De même, en ce qui concerne la lutte contre la prostitution, la répartition des crédits entre les associations ne semble pas toujours corrélée au nombre de parcours de prostitution qu’elles accompagnent.

Enfin, les revalorisations salariales décidées en loi de finances pour 2023 ont été distribuées territorialement dans des conditions ne permettant pas d’établir quels étaient les critères retenus.

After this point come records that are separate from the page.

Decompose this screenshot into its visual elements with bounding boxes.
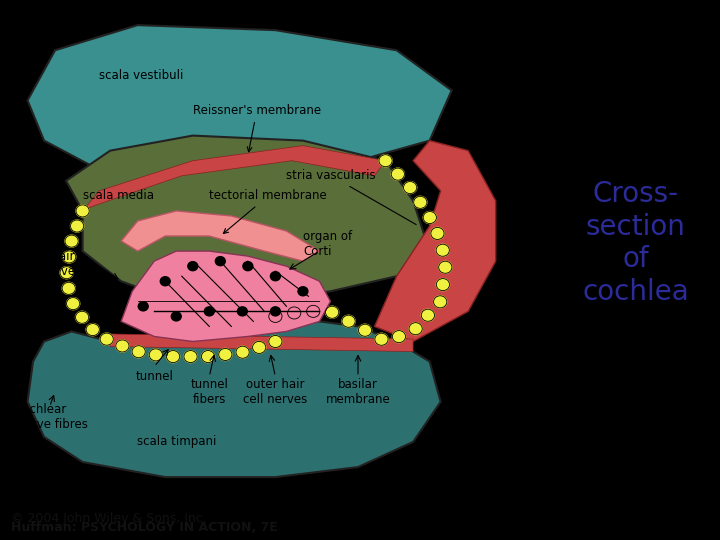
Circle shape xyxy=(66,298,80,309)
Text: scala timpani: scala timpani xyxy=(137,435,216,448)
Circle shape xyxy=(63,251,76,263)
Circle shape xyxy=(202,350,215,362)
Polygon shape xyxy=(110,334,413,352)
Circle shape xyxy=(414,197,427,208)
Circle shape xyxy=(391,168,405,180)
Text: organ of: organ of xyxy=(303,230,352,242)
Circle shape xyxy=(431,227,444,239)
Polygon shape xyxy=(27,321,441,477)
Polygon shape xyxy=(27,25,451,176)
Circle shape xyxy=(219,348,232,361)
Circle shape xyxy=(100,333,113,345)
Polygon shape xyxy=(121,251,330,341)
Circle shape xyxy=(342,315,355,327)
Circle shape xyxy=(243,262,253,271)
Circle shape xyxy=(161,276,170,286)
Circle shape xyxy=(409,323,422,335)
Circle shape xyxy=(215,256,225,266)
Polygon shape xyxy=(374,140,495,341)
Circle shape xyxy=(436,244,449,256)
Circle shape xyxy=(204,307,215,316)
Circle shape xyxy=(421,309,434,321)
Circle shape xyxy=(271,272,280,281)
Text: fibers: fibers xyxy=(193,393,226,406)
Text: tunnel: tunnel xyxy=(135,370,174,383)
Text: scala media: scala media xyxy=(83,190,153,202)
Text: Corti: Corti xyxy=(303,245,331,258)
Circle shape xyxy=(253,341,266,354)
Circle shape xyxy=(132,346,145,357)
Text: Reissner's membrane: Reissner's membrane xyxy=(193,104,321,152)
Circle shape xyxy=(423,212,436,224)
Text: © 2004 John Wiley & Sons, Inc.: © 2004 John Wiley & Sons, Inc. xyxy=(11,512,207,525)
Text: Huffman: PSYCHOLOGY IN ACTION, 7E: Huffman: PSYCHOLOGY IN ACTION, 7E xyxy=(11,521,278,535)
Circle shape xyxy=(149,349,163,361)
Circle shape xyxy=(379,154,392,167)
Text: tunnel: tunnel xyxy=(190,377,228,390)
Text: scala vestibuli: scala vestibuli xyxy=(99,69,184,82)
Circle shape xyxy=(271,307,280,316)
Circle shape xyxy=(76,311,89,323)
Circle shape xyxy=(359,324,372,336)
Circle shape xyxy=(392,330,405,343)
Circle shape xyxy=(238,307,247,316)
Text: inner hair: inner hair xyxy=(17,249,74,262)
Circle shape xyxy=(436,279,449,291)
Text: cochlear: cochlear xyxy=(17,403,67,416)
Circle shape xyxy=(375,333,388,345)
Text: cell nerves: cell nerves xyxy=(17,265,81,278)
Circle shape xyxy=(62,282,76,294)
Polygon shape xyxy=(83,146,386,211)
Circle shape xyxy=(298,287,308,296)
Circle shape xyxy=(116,340,129,352)
Text: tectorial membrane: tectorial membrane xyxy=(210,190,327,233)
Text: nerve fibres: nerve fibres xyxy=(17,418,87,431)
Circle shape xyxy=(287,307,301,319)
Circle shape xyxy=(188,262,198,271)
Circle shape xyxy=(171,312,181,321)
Circle shape xyxy=(60,267,73,279)
Text: outer hair: outer hair xyxy=(246,377,305,390)
Circle shape xyxy=(71,220,84,232)
Circle shape xyxy=(307,305,320,318)
Circle shape xyxy=(86,323,99,336)
Text: cell nerves: cell nerves xyxy=(243,393,307,406)
Text: membrane: membrane xyxy=(325,393,390,406)
Text: basilar: basilar xyxy=(338,377,378,390)
Circle shape xyxy=(184,350,197,362)
Circle shape xyxy=(138,302,148,311)
Polygon shape xyxy=(121,211,320,261)
Circle shape xyxy=(269,310,282,322)
Circle shape xyxy=(433,296,447,308)
Circle shape xyxy=(269,335,282,348)
Circle shape xyxy=(325,306,338,318)
Circle shape xyxy=(403,181,417,194)
Circle shape xyxy=(76,205,89,217)
Circle shape xyxy=(438,261,452,273)
Text: Cross-
section
of
cochlea: Cross- section of cochlea xyxy=(582,180,689,306)
Text: stria vascularis: stria vascularis xyxy=(287,169,416,225)
Circle shape xyxy=(166,350,180,362)
Circle shape xyxy=(65,235,78,247)
Circle shape xyxy=(236,346,249,358)
Polygon shape xyxy=(66,136,430,301)
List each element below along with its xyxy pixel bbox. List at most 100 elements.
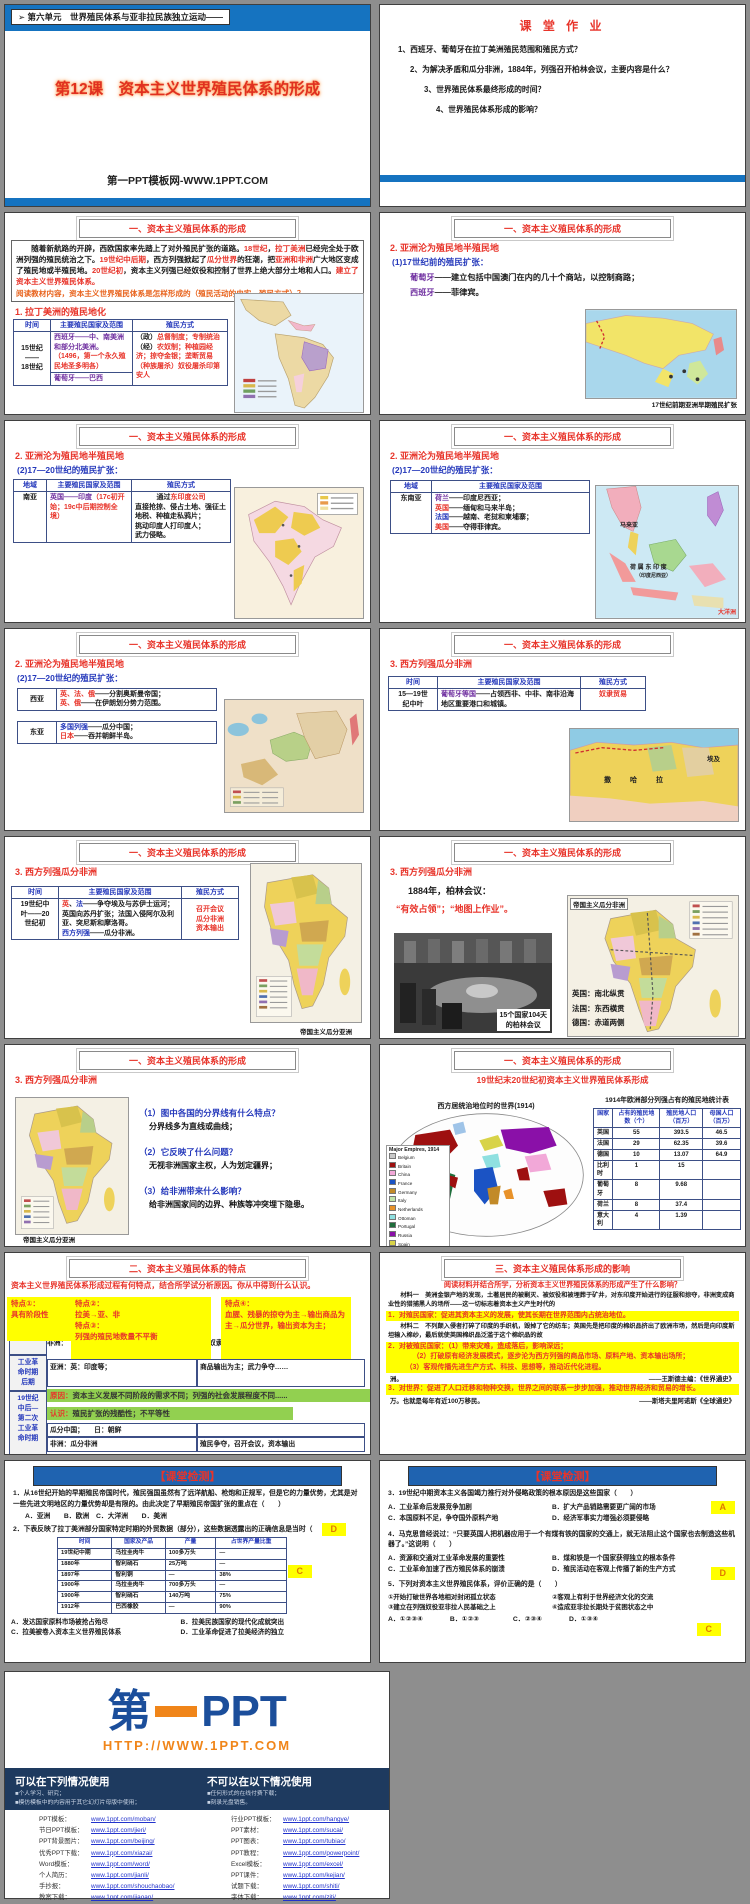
- footer-link[interactable]: www.1ppt.com/tubiao/: [283, 1838, 346, 1846]
- q2-option-c: C．拉美被卷入资本主义世界殖民体系: [11, 1628, 122, 1636]
- insight-label: 认识：: [50, 1409, 73, 1418]
- map-label-oceania: 大洋洲: [717, 610, 736, 616]
- time-cell: 15世纪 —— 18世纪: [13, 331, 51, 386]
- footer-link-label: PPT图表：: [231, 1838, 263, 1846]
- usage-forbidden-item: ■刻录光盘销售。: [207, 1800, 252, 1807]
- row3-col1b: 非洲：瓜分非洲: [47, 1437, 197, 1452]
- footer-link[interactable]: www.1ppt.com/hangye/: [283, 1816, 350, 1823]
- footer-link[interactable]: www.1ppt.com/jieri/: [91, 1827, 147, 1835]
- method-cell: 奴隶贸易: [580, 688, 646, 712]
- subtopic: 3. 西方列强瓜分非洲: [390, 659, 473, 669]
- footer-link[interactable]: www.1ppt.com/powerpoint/: [283, 1849, 360, 1857]
- region-cell: 东南亚: [390, 492, 432, 535]
- west-asia-cell: 英、法、俄——分割奥斯曼帝国； 英、俄——在伊朗划分势力范围。: [56, 688, 217, 711]
- slide1-top-bar: ➢ 第六单元 世界殖民体系与亚非拉民族独立运动——: [5, 5, 370, 31]
- footer-link-row: 优秀PPT下载： www.1ppt.com/xiazai/: [39, 1848, 197, 1859]
- subtopic: 1. 拉丁美洲的殖民地化: [15, 307, 107, 317]
- usage-allowed-item: ■模仿模板中的内容用于其它幻灯片母版中使用；: [15, 1800, 141, 1807]
- africa-partition-table: 时间 主要殖民国家及范围 殖民方式 19世纪中 叶——20 世纪初 英、法——争…: [11, 885, 239, 941]
- spain-cell: 西班牙——中、南美洲和部分北美洲。（1496，第一个永久殖民地圣多明各）: [50, 331, 133, 374]
- portugal-cell: 葡萄牙——巴西: [50, 372, 133, 386]
- section-heading: 一、资本主义殖民体系的形成: [79, 219, 296, 238]
- table-row: 英国 55 393.5 46.5: [592, 1127, 741, 1140]
- trade-data-table: 时间 国家及产品 产量 占世界产量比重 19世纪中期 乌拉圭肉牛 100多万头 —1880年…: [56, 1537, 287, 1614]
- slide-12-world-1914: 一、资本主义殖民体系的形成 19世纪末20世纪初资本主义世界殖民体系形成 西方居…: [379, 1044, 746, 1247]
- footer-link[interactable]: www.1ppt.com/kejian/: [283, 1872, 345, 1880]
- portugal-line: 葡萄牙——建立包括中国澳门在内的几十个商站，以控制商路；: [410, 273, 640, 282]
- answer-1: 分界线多为直线或曲线；: [149, 1122, 237, 1131]
- answer-badge-q1: D: [321, 1523, 346, 1536]
- col-header: 占有的殖民地数（个）: [612, 1107, 661, 1129]
- footer-link-label: PPT模板：: [39, 1816, 71, 1823]
- subtopic: 3. 西方列强瓜分非洲: [390, 867, 473, 877]
- footer-link-row: 节日PPT模板： www.1ppt.com/jieri/: [39, 1825, 197, 1836]
- footer-link[interactable]: www.1ppt.com/sucai/: [283, 1827, 344, 1835]
- usage-forbidden-title: 不可以在以下情况使用: [207, 1776, 312, 1788]
- col-header: 殖民方式: [580, 675, 646, 690]
- footer-link[interactable]: www.1ppt.com/excel/: [283, 1860, 344, 1868]
- footer-link[interactable]: www.1ppt.com/shouchaobao/: [91, 1883, 175, 1891]
- method-cell: 召开会议 瓜分非洲 资本输出: [181, 898, 239, 941]
- region-cell: 东亚: [17, 720, 57, 744]
- region-cell: 南亚: [13, 491, 47, 543]
- q5-options: A．①②③④ B．①②③ C．②③④ D．①③④: [388, 1616, 598, 1624]
- section-heading: 一、资本主义殖民体系的形成: [79, 843, 296, 862]
- table-row: 法国 29 62.35 39.6: [592, 1138, 741, 1151]
- footer-link[interactable]: www.1ppt.com/jiaoan/: [91, 1894, 154, 1902]
- page-title: 第12课 资本主义世界殖民体系的形成: [54, 81, 321, 98]
- slide-14-influence: 三、资本主义殖民体系形成的影响 阅读材料并结合所学，分析资本主义世界殖民体系的形…: [379, 1252, 746, 1455]
- homework-q2: 2、为解决矛盾和瓜分非洲，1884年，列强召开柏林会议，主要内容是什么？: [410, 65, 674, 75]
- africa-map: [250, 863, 362, 1023]
- footer-link-row: 行业PPT模板： www.1ppt.com/hangye/: [231, 1814, 389, 1825]
- source-1: ——王斯德主编：《世界通史》: [648, 1376, 735, 1384]
- homework-q1: 1、西班牙、葡萄牙在拉丁美洲殖民范围和殖民方式？: [398, 45, 582, 54]
- row3-col1a: 瓜分中国； 日：朝鲜: [47, 1423, 197, 1437]
- table-row: 德国 10 13.07 64.9: [592, 1149, 741, 1162]
- row1-col1-fragment: 非洲：: [47, 1340, 68, 1347]
- cause-label: 原因：: [50, 1391, 73, 1400]
- answer-badge-q2: C: [287, 1565, 312, 1578]
- asia-early-map: [585, 309, 737, 399]
- legend-entry: Belgium: [389, 1153, 447, 1162]
- countries-cell: 荷兰——印度尼西亚； 英国——缅甸和马来半岛； 法国——越南、老挝和柬埔寨； 美…: [431, 492, 590, 535]
- footer-link-row: PPT背景图片： www.1ppt.com/beijing/: [39, 1836, 197, 1847]
- footer-links: PPT模板： www.1ppt.com/moban/节日PPT模板： www.1pp…: [5, 1814, 389, 1904]
- footer-link-label: 优秀PPT下载：: [39, 1849, 84, 1857]
- table-row: 葡萄牙 8 9.68: [592, 1179, 741, 1200]
- site-url[interactable]: HTTP://WWW.1PPT.COM: [102, 1738, 292, 1753]
- footer-link[interactable]: www.1ppt.com/beijing/: [91, 1838, 155, 1846]
- quiz-banner: 【课堂检测】: [33, 1466, 342, 1486]
- row2-col2: 商品输出为主；武力争夺……: [197, 1359, 365, 1387]
- homework-title: 课 堂 作 业: [519, 19, 606, 33]
- q5-item-2: ②客观上有利于世界经济文化的交流: [552, 1593, 654, 1601]
- country-cell: 英国——印度（17c初开始；19c中后期控制全境）: [46, 491, 132, 543]
- footer-link-row: 试题下载： www.1ppt.com/shiti/: [231, 1881, 389, 1892]
- footer-link[interactable]: www.1ppt.com/word/: [91, 1860, 150, 1868]
- slide-4-asia-before-17c: 一、资本主义殖民体系的形成 2. 亚洲沦为殖民地半殖民地 (1)17世纪前的殖民…: [379, 212, 746, 415]
- row3-col2a-empty: [197, 1423, 365, 1437]
- slide-3-latin-america: 一、资本主义殖民体系的形成 随着新航路的开辟，西欧国家率先踏上了对外殖民扩张的道…: [4, 212, 371, 415]
- prompt: 资本主义世界殖民体系形成过程有何特点，结合所学试分析原因。你从中得到什么认识。: [11, 1281, 316, 1290]
- range-cell: 英、法——争夺埃及与苏伊士运河；英国向苏丹扩张；法国入侵阿尔及利亚、突尼斯和摩洛…: [58, 898, 182, 941]
- col-header: 地域: [13, 478, 47, 493]
- legend-entry: China: [389, 1170, 447, 1179]
- col-header: 主要殖民国家及范围: [431, 479, 590, 494]
- section-heading: 一、资本主义殖民体系的形成: [79, 427, 296, 446]
- usage-allowed-item: ■个人学习、研究；: [15, 1791, 65, 1797]
- slide-7-west-east-asia: 一、资本主义殖民体系的形成 2. 亚洲沦为殖民地半殖民地 (2)17—20世纪的…: [4, 628, 371, 831]
- footer-link[interactable]: www.1ppt.com/jianli/: [91, 1872, 149, 1880]
- slide-8-africa-early: 一、资本主义殖民体系的形成 3. 西方列强瓜分非洲 时间 主要殖民国家及范围 殖…: [379, 628, 746, 831]
- q2-option-b: B．拉美民族国家的现代化成就突出: [180, 1618, 285, 1626]
- prompt: 阅读材料并结合所学，分析资本主义世界殖民体系的形成产生了什么影响？: [443, 1280, 682, 1289]
- footer-link[interactable]: www.1ppt.com/xiazai/: [91, 1849, 153, 1857]
- homework-q3: 3、世界殖民体系最终形成的时间？: [424, 85, 546, 95]
- question-1: （1）图中各国的分界线有什么特点？: [139, 1108, 280, 1118]
- footer-link-label: 试题下载：: [231, 1883, 263, 1891]
- southeast-asia-table: 地域 主要殖民国家及范围 东南亚 荷兰——印度尼西亚； 英国——缅甸和马来半岛；…: [390, 479, 590, 535]
- footer-link[interactable]: www.1ppt.com/moban/: [91, 1816, 156, 1823]
- q4-option-b: B．煤和铁是一个国家获得独立的根本条件: [552, 1555, 676, 1562]
- slide-1-title-slide: ➢ 第六单元 世界殖民体系与亚非拉民族独立运动—— 第12课 资本主义世界殖民体…: [4, 4, 371, 207]
- footer-link[interactable]: www.1ppt.com/ziti/: [283, 1894, 336, 1902]
- footer-link[interactable]: www.1ppt.com/shiti/: [283, 1883, 340, 1891]
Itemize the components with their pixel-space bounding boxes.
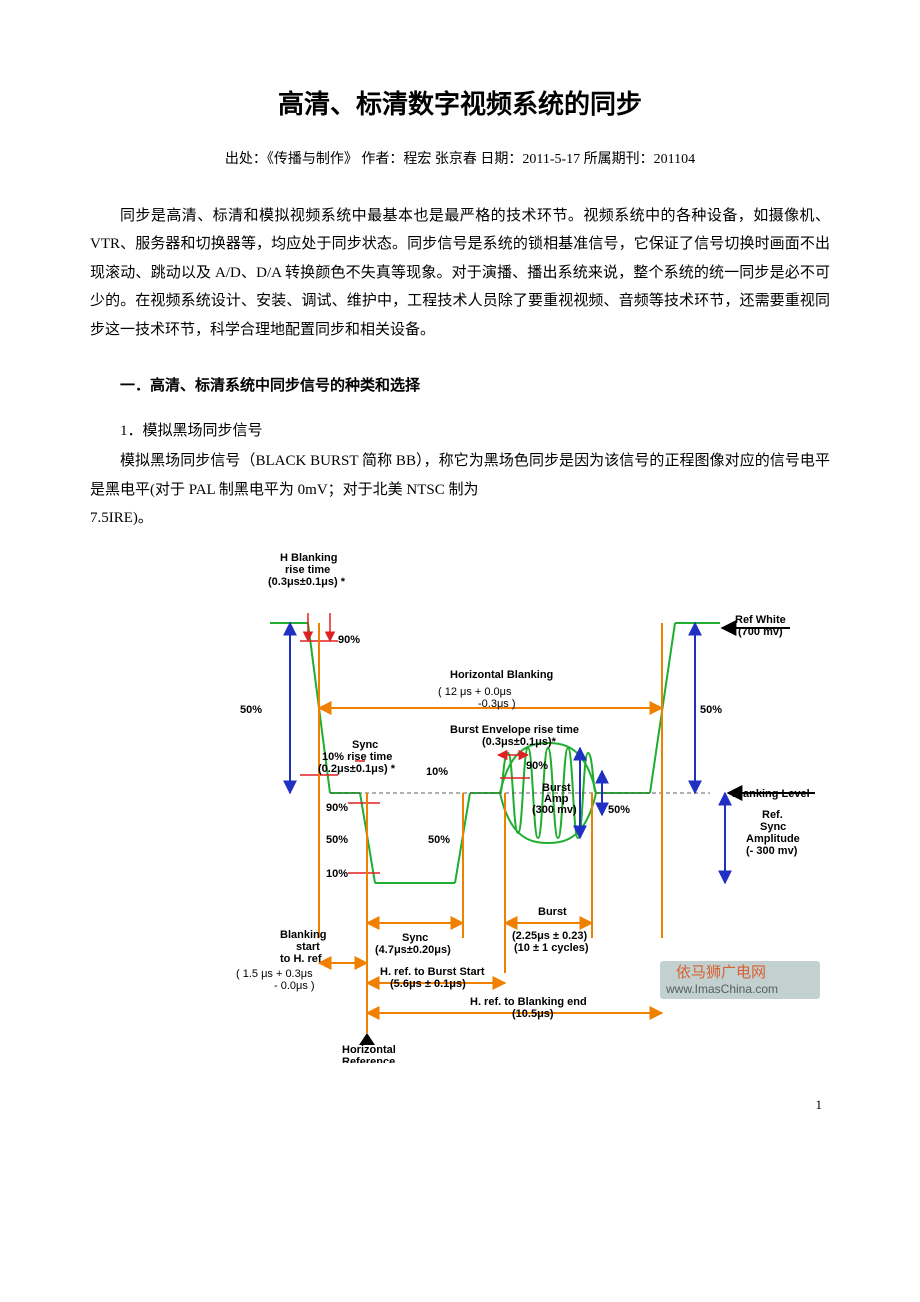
label-burst: Burst (2.25μs ± 0.23) (10 ± 1 cycles)	[512, 906, 590, 954]
watermark-text-2: www.ImasChina.com	[665, 982, 778, 996]
label-ref-white: Ref White (700 mv)	[735, 614, 789, 638]
subsection1-heading: 1．模拟黑场同步信号	[90, 417, 830, 446]
label-h-blanking: Horizontal Blanking	[450, 669, 553, 681]
label-50e: 50%	[428, 834, 450, 846]
sync-waveform-diagram: H Blanking rise time (0.3μs±0.1μs) * 90%…	[230, 543, 830, 1063]
article-meta: 出处：《传播与制作》 作者：程宏 张京春 日期：2011-5-17 所属期刊：2…	[90, 147, 830, 174]
meta-issue: 201104	[654, 152, 695, 167]
page-title: 高清、标清数字视频系统的同步	[90, 80, 830, 129]
label-h-blank-rise: H Blanking rise time (0.3μs±0.1μs) *	[268, 552, 346, 588]
meta-author-label: 作者：	[361, 152, 403, 167]
meta-date: 2011-5-17	[522, 152, 580, 167]
label-50c: 50%	[608, 804, 630, 816]
label-h-blanking-val: ( 12 μs + 0.0μs -0.3μs )	[438, 686, 516, 710]
page-number: 1	[90, 1093, 830, 1118]
label-10a: 10%	[426, 766, 448, 778]
meta-date-label: 日期：	[480, 152, 522, 167]
watermark-text-1: 依马狮广电网	[676, 964, 766, 981]
watermark: 依马狮广电网 www.ImasChina.com	[660, 961, 820, 999]
meta-source: 《传播与制作》	[267, 152, 358, 167]
label-90c: 90%	[526, 760, 548, 772]
paragraph-intro: 同步是高清、标清和模拟视频系统中最基本也是最严格的技术环节。视频系统中的各种设备…	[90, 202, 830, 345]
label-blank-start: Blanking start to H. ref	[280, 929, 330, 965]
label-burst-amp: Burst Amp (300 mv)	[532, 782, 577, 816]
subsection1-para-line2: 7.5IRE)。	[90, 504, 830, 533]
label-sync: Sync (4.7μs±0.20μs)	[375, 932, 451, 956]
meta-issue-label: 所属期刊：	[584, 152, 654, 167]
label-50b: 50%	[700, 704, 722, 716]
label-blanking-level: Blanking Level	[732, 788, 810, 800]
label-blank-start-val: ( 1.5 μs + 0.3μs - 0.0μs )	[236, 968, 316, 992]
label-ref-sync-amp: Ref. Sync Amplitude (- 300 mv)	[746, 809, 803, 857]
label-10b: 10%	[326, 868, 348, 880]
label-50a: 50%	[240, 704, 262, 716]
meta-author: 程宏 张京春	[403, 152, 477, 167]
label-90b: 90%	[326, 802, 348, 814]
label-90a: 90%	[338, 634, 360, 646]
label-href-burst: H. ref. to Burst Start (5.6μs ± 0.1μs)	[380, 966, 488, 990]
label-href-blank-end: H. ref. to Blanking end (10.5μs)	[470, 996, 590, 1020]
meta-source-label: 出处：	[225, 152, 267, 167]
label-sync-rise: Sync 10% rise time (0.2μs±0.1μs) *	[318, 739, 396, 775]
section1-heading: 一．高清、标清系统中同步信号的种类和选择	[90, 372, 830, 401]
label-50d: 50%	[326, 834, 348, 846]
label-h-ref: Horizontal Reference	[342, 1044, 399, 1063]
subsection1-para-line1: 模拟黑场同步信号（BLACK BURST 简称 BB），称它为黑场色同步是因为该…	[90, 447, 830, 504]
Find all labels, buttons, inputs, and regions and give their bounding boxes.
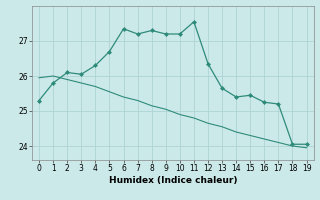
X-axis label: Humidex (Indice chaleur): Humidex (Indice chaleur)	[108, 176, 237, 185]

S’agissant des associations nationales, cette modalité de distribution ne leur a pas permis d’en bénéficier, dans la mesure où elles doivent assurer une équité dans l’évolution de la rémunération de leurs salariés sur l’ensemble des territoires.

La consolidation du SDFE et de son réseau déconcentré doit donc permettre la définition de critères plus objectifs et transparents de distribution des différents financements.

 

Recommandation n° 9 : dans le cadre du renforcement des moyens du SDFE et de son réseau déconcentré, porter un effort particulier sur l’amélioration du pilotage (le SDFE devant être l’interlocuteur unique du réseau associatif) et l’harmonisation et la transparence des montants et critères d’attribution des financements sur le territoire.

 

 

c.   Un coût administratif élevé pour des associations aux moyens déjà limités

On l’a vu, les réseaux associatifs doivent assurer un dialogue permanent avec une multiplicité d’interlocuteurs non coordonnés, adresser et suivre de nombreuses demandes de financements dont les modalités de dépôt, les critères d’attribution et donc la collecte de données qu’ils imposent, la forme et l’objet, sont chaque fois légèrement différents.

Plus encore, elles sont contraintes, pour assurer la pérennité de leurs missions et de leurs ressources humaines, de répondre à de très nombreux appels à projet, aux enveloppes n’excédant parfois pas quelques milliers d’euros. Si ceux-ci tendent à se réduire à l’échelon national, cela n’est pas le cas au niveau local. Ces appels à projet requièrent, de façon parfois artificielle voire décalée avec la réalité du terrain et la nature des missions conduites, que soient proposées des « solutions innovantes », et contraignent les associations à recruter des salariés sur des contrats précaires, faute de visibilité. Ils ont de plus pour conséquence fâcheuse de mettre les associations en concurrence entre elles, limitant ainsi parfois leurs échanges et leur capacité à travailler ensemble.

Le temps de constitution de ces dossiers et de conception et de montage de ces projets, dont les associations ne sont jamais certaines de remporter les enveloppes, couplé au temps qu’il leur faut consacrer à l’évaluation de leurs actions dans ces cadres et à la reddition de comptes, représente une déperdition de ressources considérables, lesquelles seraient probablement mieux employées à assurer leurs missions auprès des publics qui les sollicitent. Il ressort en effet d’une enquête auprès des associations d’Île-de-France adhérentes du Centre Hubertine Auclert ([12]), que les associations recevant des financements publics déposent, en moyenne, quinze demandes de financement par an et que leurs fonds proviennent, en moyenne, de 4,2 bailleurs publics différents.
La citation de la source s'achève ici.